Sometimes eating is so good it verges on orgasmic. Other times – maybe a lot of times – it’s just meh.

But in all of that, whatever it is, it is. We can do a lot with eating, but it’s always eating, and it is always meeting the same basic simple natural need.

And nobody needs to educate us about that need. We get it, and we do it.

That is not a perfect analogy, of course, but what we are calling “awakening” can be thought of as approximating eating in order to alleviate hunger.

The simplicity and clarity of that is made difficult because we have convinced ourselves that awakening is something other than what it is. So what we are “taking” for awakening – seeking, confusion, idolization of teachers and institutions and so forth – is “mis” taken.

This is a kind of dysunction. It is like standing in the middle of a river and asking where the water is.

Awakening is just noticing what’s here at the moment. The “trick” or “catch” is that we are never not noticing it. When that really clicks, seeking comes to a natural end and we can just attend to what is without a lot of drama and angst.

So, you know, right now you are reading these words and that’s that. You aren’t reading the Bible and you aren’t reading Danielle Steele. You are sitting where you are sitting which means you are not sitting anywhere else. And so forth.

Nobody needs a priest or philosopher or guru to to teach them that when they are eating breakfast they are not running a marathon, or that when they are weeding the garden they are not eating lunch.

Though it has its own problems with convolution and complexity, A Course in Miracles frequently points out that giving attention is all that is needed to translate crucifixion (suffering) to resurrection (peace). What is revealed in, through and by attention is unmistakable.

. . . [B]eing true, it is so simple that it cannot fail to be completely understood. Rejected yes, but not ambiguous. And if you choose against it now it will not be because it is obscure, but rather that this little cost seemed, in your judgment, to be too much to pay for peace (T-21.II.1:3-5).

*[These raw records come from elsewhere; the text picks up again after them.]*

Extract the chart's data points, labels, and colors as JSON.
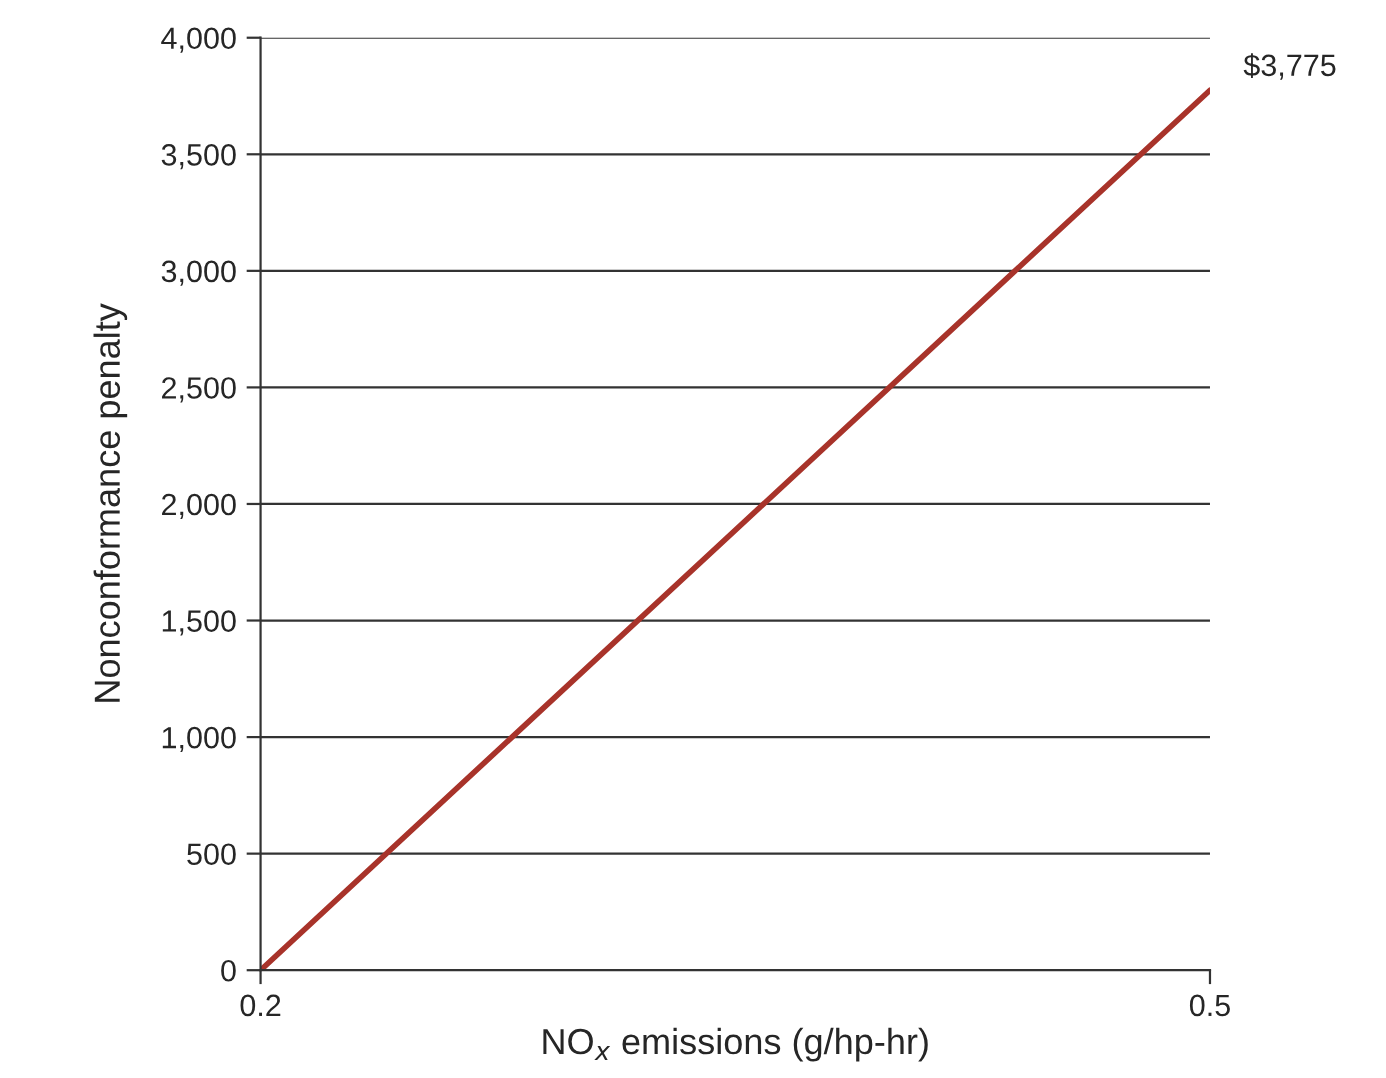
{
  "chart_data": {
    "type": "line",
    "xlabel": "NO$_{x}$ emissions (g/hp-hr)",
    "ylabel": "Nonconformance penalty",
    "x": [
      0.2,
      0.5
    ],
    "series": [
      {
        "color": "#a8332a",
        "values": [
          0,
          3775
        ]
      }
    ],
    "annotations": [
      {
        "text": "$3,775",
        "x": 0.5,
        "y": 3775
      }
    ],
    "xlim": [
      0.2,
      0.5
    ],
    "xticks": [
      0.2,
      0.5
    ],
    "ylim": [
      0,
      4000
    ],
    "yticks": [
      0,
      500,
      {
        "value": 1000,
        "label": "1,000"
      },
      {
        "value": 1500,
        "label": "1,500"
      },
      {
        "value": 2000,
        "label": "2,000"
      },
      {
        "value": 2500,
        "label": "2,500"
      },
      {
        "value": 3000,
        "label": "3,000"
      },
      {
        "value": 3500,
        "label": "3,500"
      },
      {
        "value": 4000,
        "label": "4,000"
      }
    ],
    "grid": "y",
    "legend": false,
    "marker": "none",
    "line_style": "solid"
  }
}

The tone the course takes here is a bit stern, essentially making “choice” feel like a moral failure if we choose “wrongly.” But really, looking elsewhere for what is right in front of us is very human. Nobody is immune from it and so nobody should feel bad about it.

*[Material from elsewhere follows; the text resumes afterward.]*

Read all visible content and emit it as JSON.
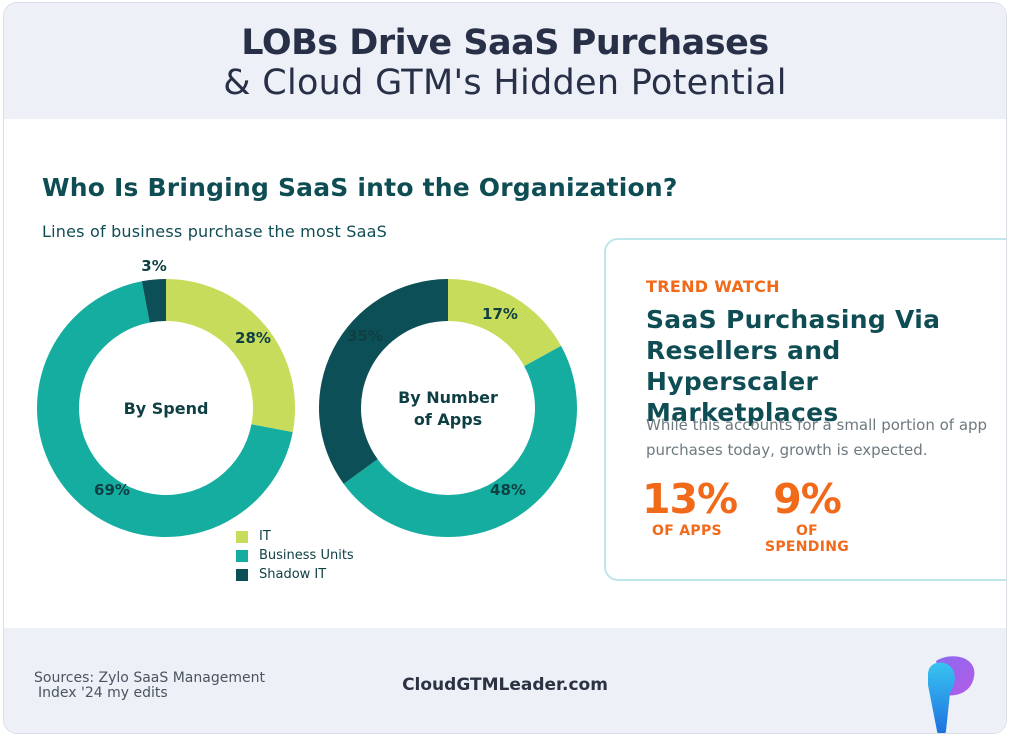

Still, the general principle is sound – experience is so simple and clear and present that you can’t misunderstand it. Therefore, if we are confused, we must be looking in the wrong direction or at the wrong thing or in the wrong way, and so we just make adjustments. That’s all.

beaver_pond
looking north across the beaver pond

It’s like if your food is too bland you sprinkle a little salt on it. Or if it’s too cold, then you pop into the oven to reheat it. It is not a moral or spiritual crisis. The fix is manageable and obvious.

Emily Dickinson understood deeply the natural beauty and clarity of awakening, and consistently expressed how it revealed itself through the present moment held in sacred and loving attention.

By intuition, Mightiest Things
Assert themselves – and not by terms –
“I’m Midnight” – need the Midnight say –
“I’m Sunrise” – Need the Majesty?

Omnipotence – had not a Tongue –
His lisp – is Lightening – and the Sun –
His Conversation – with the Sea –
“How shall you know”?
Consult your Eye!

One need only give attention to what is. It is not a question of knowledge or practice, but experience itself. Attention to experience is itself sufficient.

So in general, when we are talking about something only a few enlightened and deserving people get, then we are not talking about awakening.

Rather, awakening is accessible unconditionally to everyone. The proof is our present experience to which we are right now – and forever – awake, otherwise we would be unaware of it.